The question is answered by making a distinction between Creation and Appreciation. Art and literature are at first nationally created, but become internationally appreciated. Culture spreads from nation to nation. Each nation contributes ideas to the culture of every other nation. Shakespeare, Balzac, and Dostoievsky each began to do their work as national writers, but now in appreciation they are universal, and belong to all nations.
Throughout all human history, cultures have developed in vicinities because there was not much communication between the isolated parts of the world. Since the invention of printing and the development of transport and means of communication, national cultures are overlapping, influencing one another, local distinctiveness is disappearing. The whole world is becoming one cultural unit, and tends to become one international economic unit. In the twentieth century nationalism is receding, the world is becoming one Place. What then becomes of any theory of nationalism in culture?
I hold to the thesis that cultures are created locally, and that every contribution to world culture (even in a future world-political-and-economic unit) must be instinct with the colour of its place of origin.
Ideas, like men and women, are formed locally, no matter how much they may travel. There is a universal concept of humanity and world-culture, but it does not destroy individuality, either of persons or places or nations. Soviet Russia, urged by dreams of world-unification, has energetically encouraged and even revived the various nationalities and languages of the Union of Socialist Soviet Republics. Why? Because the Soviet philosophers realise that the very idea of internationalism implies many separate nationalities — combined for economic and political purposes into economic and political unity, but remaining distinct in local customs, and cultures.

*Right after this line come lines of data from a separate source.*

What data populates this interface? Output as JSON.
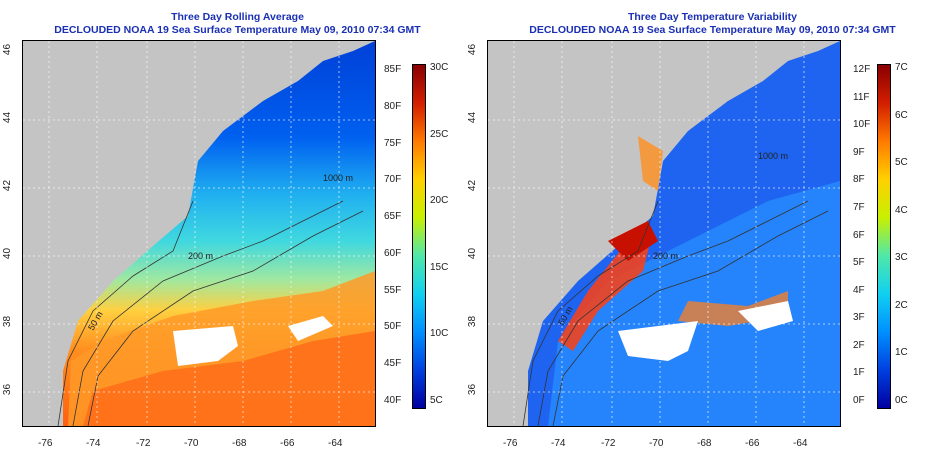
{
  "left": {
    "title1": "Three Day Rolling Average",
    "title2": "DECLOUDED NOAA 19 Sea Surface Temperature May 09, 2010 07:34 GMT",
    "contours": [
      "1000 m",
      "200 m",
      "50 m"
    ],
    "colorbar": {
      "f_labels": [
        "85F",
        "80F",
        "75F",
        "70F",
        "65F",
        "60F",
        "55F",
        "50F",
        "45F",
        "40F"
      ],
      "c_labels": [
        "30C",
        "25C",
        "20C",
        "15C",
        "10C",
        "5C"
      ],
      "colors": [
        "#8a0000",
        "#d21e00",
        "#ff7a00",
        "#ffd000",
        "#c8f000",
        "#50e8a8",
        "#10d0f0",
        "#0090ff",
        "#0040e0",
        "#0000a0"
      ]
    }
  },
  "right": {
    "title1": "Three Day Temperature Variability",
    "title2": "DECLOUDED NOAA 19 Sea Surface Temperature May 09, 2010 07:34 GMT",
    "contours": [
      "1000 m",
      "200 m",
      "50 m"
    ],
    "colorbar": {
      "f_labels": [
        "12F",
        "11F",
        "10F",
        "9F",
        "8F",
        "7F",
        "6F",
        "5F",
        "4F",
        "3F",
        "2F",
        "1F",
        "0F"
      ],
      "c_labels": [
        "7C",
        "6C",
        "5C",
        "4C",
        "3C",
        "2C",
        "1C",
        "0C"
      ],
      "colors": [
        "#8a0000",
        "#d21e00",
        "#ff7a00",
        "#ffd000",
        "#c8f000",
        "#50e8a8",
        "#10d0f0",
        "#0090ff",
        "#0040e0",
        "#0000a0"
      ]
    }
  },
  "axes": {
    "lon_labels": [
      "-76",
      "-74",
      "-72",
      "-70",
      "-68",
      "-66",
      "-64"
    ],
    "lat_labels": [
      "46",
      "44",
      "42",
      "40",
      "38",
      "36"
    ]
  },
  "colors": {
    "land": "#c4c4c4",
    "title": "#1a2fb3"
  }
}
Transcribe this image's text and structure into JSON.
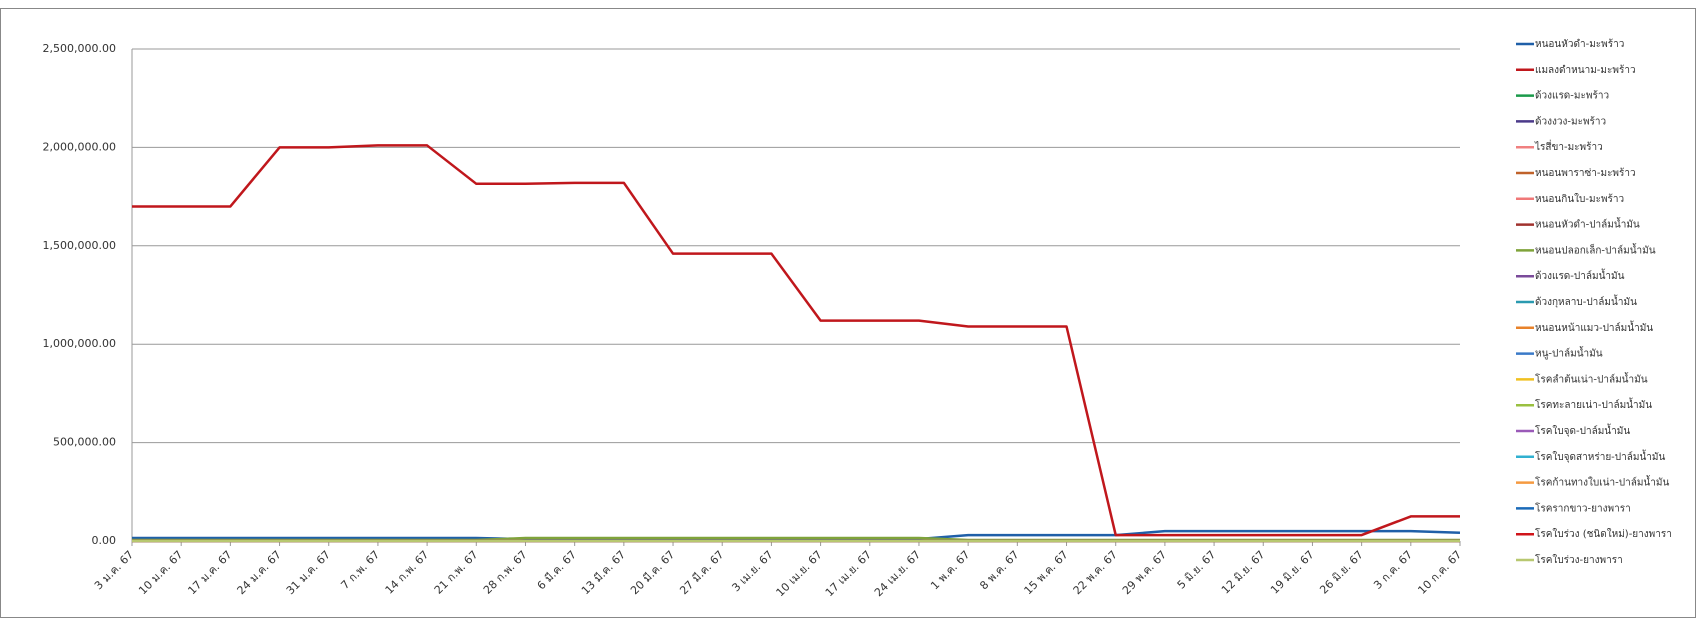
{
  "chart_data": {
    "type": "line",
    "categories": [
      "3 ม.ค. 67",
      "10 ม.ค. 67",
      "17 ม.ค. 67",
      "24 ม.ค. 67",
      "31 ม.ค. 67",
      "7 ก.พ. 67",
      "14 ก.พ. 67",
      "21 ก.พ. 67",
      "28 ก.พ. 67",
      "6 มี.ค. 67",
      "13 มี.ค. 67",
      "20 มี.ค. 67",
      "27 มี.ค. 67",
      "3 เม.ย. 67",
      "10 เม.ย. 67",
      "17 เม.ย. 67",
      "24 เม.ย. 67",
      "1 พ.ค. 67",
      "8 พ.ค. 67",
      "15 พ.ค. 67",
      "22 พ.ค. 67",
      "29 พ.ค. 67",
      "5 มิ.ย. 67",
      "12 มิ.ย. 67",
      "19 มิ.ย. 67",
      "26 มิ.ย. 67",
      "3 ก.ค. 67",
      "10 ก.ค. 67"
    ],
    "ylim": [
      0,
      2500000
    ],
    "yticks": [
      {
        "value": 0,
        "label": "0.00"
      },
      {
        "value": 500000,
        "label": "500,000.00"
      },
      {
        "value": 1000000,
        "label": "1,000,000.00"
      },
      {
        "value": 1500000,
        "label": "1,500,000.00"
      },
      {
        "value": 2000000,
        "label": "2,000,000.00"
      },
      {
        "value": 2500000,
        "label": "2,500,000.00"
      }
    ],
    "grid": true,
    "series": [
      {
        "name": "หนอนหัวดำ-มะพร้าว",
        "color": "#1f5fa8",
        "values": [
          15000,
          15000,
          15000,
          15000,
          15000,
          15000,
          15000,
          15000,
          10000,
          10000,
          10000,
          10000,
          10000,
          10000,
          10000,
          10000,
          10000,
          30000,
          30000,
          30000,
          30000,
          50000,
          50000,
          50000,
          50000,
          50000,
          50000,
          42000
        ]
      },
      {
        "name": "แมลงดำหนาม-มะพร้าว",
        "color": "#c0171c",
        "values": [
          1700000,
          1700000,
          1700000,
          2000000,
          2000000,
          2010000,
          2010000,
          1815000,
          1815000,
          1820000,
          1820000,
          1460000,
          1460000,
          1460000,
          1120000,
          1120000,
          1120000,
          1090000,
          1090000,
          1090000,
          30000,
          30000,
          30000,
          30000,
          30000,
          30000,
          125000,
          125000
        ]
      },
      {
        "name": "ด้วงแรด-มะพร้าว",
        "color": "#1a9a4a",
        "values": [
          0,
          0,
          0,
          0,
          0,
          0,
          0,
          0,
          0,
          0,
          0,
          0,
          0,
          0,
          0,
          0,
          0,
          0,
          0,
          0,
          0,
          0,
          0,
          0,
          0,
          0,
          0,
          0
        ]
      },
      {
        "name": "ด้วงงวง-มะพร้าว",
        "color": "#4b3a8a",
        "values": [
          0,
          0,
          0,
          0,
          0,
          0,
          0,
          0,
          0,
          0,
          0,
          0,
          0,
          0,
          0,
          0,
          0,
          0,
          0,
          0,
          0,
          0,
          0,
          0,
          0,
          0,
          0,
          0
        ]
      },
      {
        "name": "ไรสี่ขา-มะพร้าว",
        "color": "#f08080",
        "values": [
          0,
          0,
          0,
          0,
          0,
          0,
          0,
          0,
          0,
          0,
          0,
          0,
          0,
          0,
          0,
          0,
          0,
          0,
          0,
          0,
          0,
          0,
          0,
          0,
          0,
          0,
          0,
          0
        ]
      },
      {
        "name": "หนอนพาราซ่า-มะพร้าว",
        "color": "#c0622a",
        "values": [
          0,
          0,
          0,
          0,
          0,
          0,
          0,
          0,
          0,
          0,
          0,
          0,
          0,
          0,
          0,
          0,
          0,
          0,
          0,
          0,
          0,
          0,
          0,
          0,
          0,
          0,
          0,
          0
        ]
      },
      {
        "name": "หนอนกินใบ-มะพร้าว",
        "color": "#f07878",
        "values": [
          0,
          0,
          0,
          0,
          0,
          0,
          0,
          0,
          0,
          0,
          0,
          0,
          0,
          0,
          0,
          0,
          0,
          0,
          0,
          0,
          0,
          0,
          0,
          0,
          0,
          0,
          0,
          0
        ]
      },
      {
        "name": "หนอนหัวดำ-ปาล์มน้ำมัน",
        "color": "#a0322e",
        "values": [
          0,
          0,
          0,
          0,
          0,
          0,
          0,
          0,
          0,
          0,
          0,
          0,
          0,
          0,
          0,
          0,
          0,
          0,
          0,
          0,
          0,
          0,
          0,
          0,
          0,
          0,
          0,
          0
        ]
      },
      {
        "name": "หนอนปลอกเล็ก-ปาล์มน้ำมัน",
        "color": "#7fa33a",
        "values": [
          5000,
          5000,
          5000,
          5000,
          5000,
          5000,
          5000,
          5000,
          15000,
          15000,
          15000,
          15000,
          15000,
          15000,
          15000,
          15000,
          15000,
          5000,
          5000,
          5000,
          5000,
          5000,
          5000,
          5000,
          5000,
          5000,
          5000,
          5000
        ]
      },
      {
        "name": "ด้วงแรด-ปาล์มน้ำมัน",
        "color": "#7a4a9a",
        "values": [
          0,
          0,
          0,
          0,
          0,
          0,
          0,
          0,
          0,
          0,
          0,
          0,
          0,
          0,
          0,
          0,
          0,
          0,
          0,
          0,
          0,
          0,
          0,
          0,
          0,
          0,
          0,
          0
        ]
      },
      {
        "name": "ด้วงกุหลาบ-ปาล์มน้ำมัน",
        "color": "#2a9ab0",
        "values": [
          0,
          0,
          0,
          0,
          0,
          0,
          0,
          0,
          0,
          0,
          0,
          0,
          0,
          0,
          0,
          0,
          0,
          0,
          0,
          0,
          0,
          0,
          0,
          0,
          0,
          0,
          0,
          0
        ]
      },
      {
        "name": "หนอนหน้าแมว-ปาล์มน้ำมัน",
        "color": "#e8822a",
        "values": [
          0,
          0,
          0,
          0,
          0,
          0,
          0,
          0,
          0,
          0,
          0,
          0,
          0,
          0,
          0,
          0,
          0,
          0,
          0,
          0,
          0,
          0,
          0,
          0,
          0,
          0,
          0,
          0
        ]
      },
      {
        "name": "หนู-ปาล์มน้ำมัน",
        "color": "#3a7ac8",
        "values": [
          0,
          0,
          0,
          0,
          0,
          0,
          0,
          0,
          0,
          0,
          0,
          0,
          0,
          0,
          0,
          0,
          0,
          0,
          0,
          0,
          0,
          0,
          0,
          0,
          0,
          0,
          0,
          0
        ]
      },
      {
        "name": "โรคลำต้นเน่า-ปาล์มน้ำมัน",
        "color": "#f0c020",
        "values": [
          0,
          0,
          0,
          0,
          0,
          0,
          0,
          0,
          0,
          0,
          0,
          0,
          0,
          0,
          0,
          0,
          0,
          0,
          0,
          0,
          0,
          0,
          0,
          0,
          0,
          0,
          0,
          0
        ]
      },
      {
        "name": "โรคทะลายเน่า-ปาล์มน้ำมัน",
        "color": "#9ac040",
        "values": [
          0,
          0,
          0,
          0,
          0,
          0,
          0,
          0,
          0,
          0,
          0,
          0,
          0,
          0,
          0,
          0,
          0,
          0,
          0,
          0,
          0,
          0,
          0,
          0,
          0,
          0,
          0,
          0
        ]
      },
      {
        "name": "โรคใบจุด-ปาล์มน้ำมัน",
        "color": "#9a5ab8",
        "values": [
          0,
          0,
          0,
          0,
          0,
          0,
          0,
          0,
          0,
          0,
          0,
          0,
          0,
          0,
          0,
          0,
          0,
          0,
          0,
          0,
          0,
          0,
          0,
          0,
          0,
          0,
          0,
          0
        ]
      },
      {
        "name": "โรคใบจุดสาหร่าย-ปาล์มน้ำมัน",
        "color": "#30b0d0",
        "values": [
          0,
          0,
          0,
          0,
          0,
          0,
          0,
          0,
          0,
          0,
          0,
          0,
          0,
          0,
          0,
          0,
          0,
          0,
          0,
          0,
          0,
          0,
          0,
          0,
          0,
          0,
          0,
          0
        ]
      },
      {
        "name": "โรคก้านทางใบเน่า-ปาล์มน้ำมัน",
        "color": "#f59a40",
        "values": [
          0,
          0,
          0,
          0,
          0,
          0,
          0,
          0,
          0,
          0,
          0,
          0,
          0,
          0,
          0,
          0,
          0,
          0,
          0,
          0,
          0,
          0,
          0,
          0,
          0,
          0,
          0,
          0
        ]
      },
      {
        "name": "โรครากขาว-ยางพารา",
        "color": "#1a6ab8",
        "values": [
          0,
          0,
          0,
          0,
          0,
          0,
          0,
          0,
          0,
          0,
          0,
          0,
          0,
          0,
          0,
          0,
          0,
          0,
          0,
          0,
          0,
          0,
          0,
          0,
          0,
          0,
          0,
          0
        ]
      },
      {
        "name": "โรคใบร่วง (ชนิดใหม่)-ยางพารา",
        "color": "#d0141a",
        "values": [
          0,
          0,
          0,
          0,
          0,
          0,
          0,
          0,
          0,
          0,
          0,
          0,
          0,
          0,
          0,
          0,
          0,
          0,
          0,
          0,
          0,
          0,
          0,
          0,
          0,
          0,
          0,
          0
        ]
      },
      {
        "name": "โรคใบร่วง-ยางพารา",
        "color": "#b8c870",
        "values": [
          0,
          0,
          0,
          0,
          0,
          0,
          0,
          0,
          0,
          0,
          0,
          0,
          0,
          0,
          0,
          0,
          0,
          0,
          0,
          0,
          0,
          0,
          0,
          0,
          0,
          0,
          0,
          0
        ]
      }
    ]
  }
}
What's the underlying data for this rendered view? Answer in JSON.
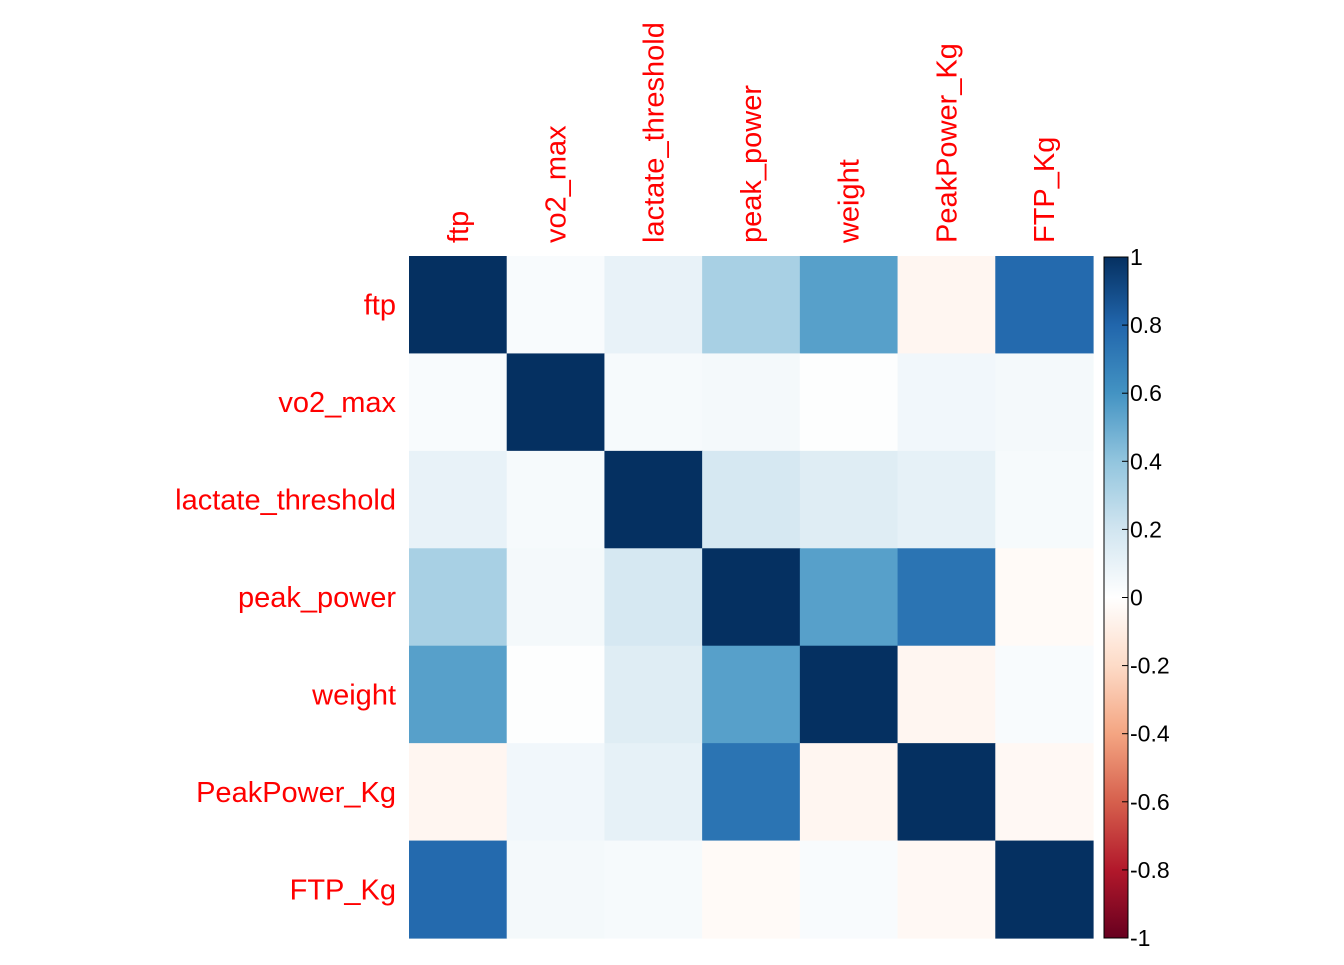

Thus, no matter how transport and communications may improve, local cultures must always remain. Art and literature will continue to be created locally, or nationally, even in the internationalised world. The charm of writing is to write of what one knows; the charm of reading is to read of what one does not know. For this reason cultures must remain local in creation and universal in appreciation.
Source:
P. R. Stephensen, The Foundations of Culture in Australia, W. J. Miles, Gordon (N.S.W.), 1936, pages 14-17
Editor’s notes:
ephemeral = short-lived, something that lasts for a short time
Zeitgeist = the spirit of the time; the beliefs, culture, general outlook, ideas, and morals characteristic of a period of time or of a generation, such as is reflected in its art, literature, philosophy, etc.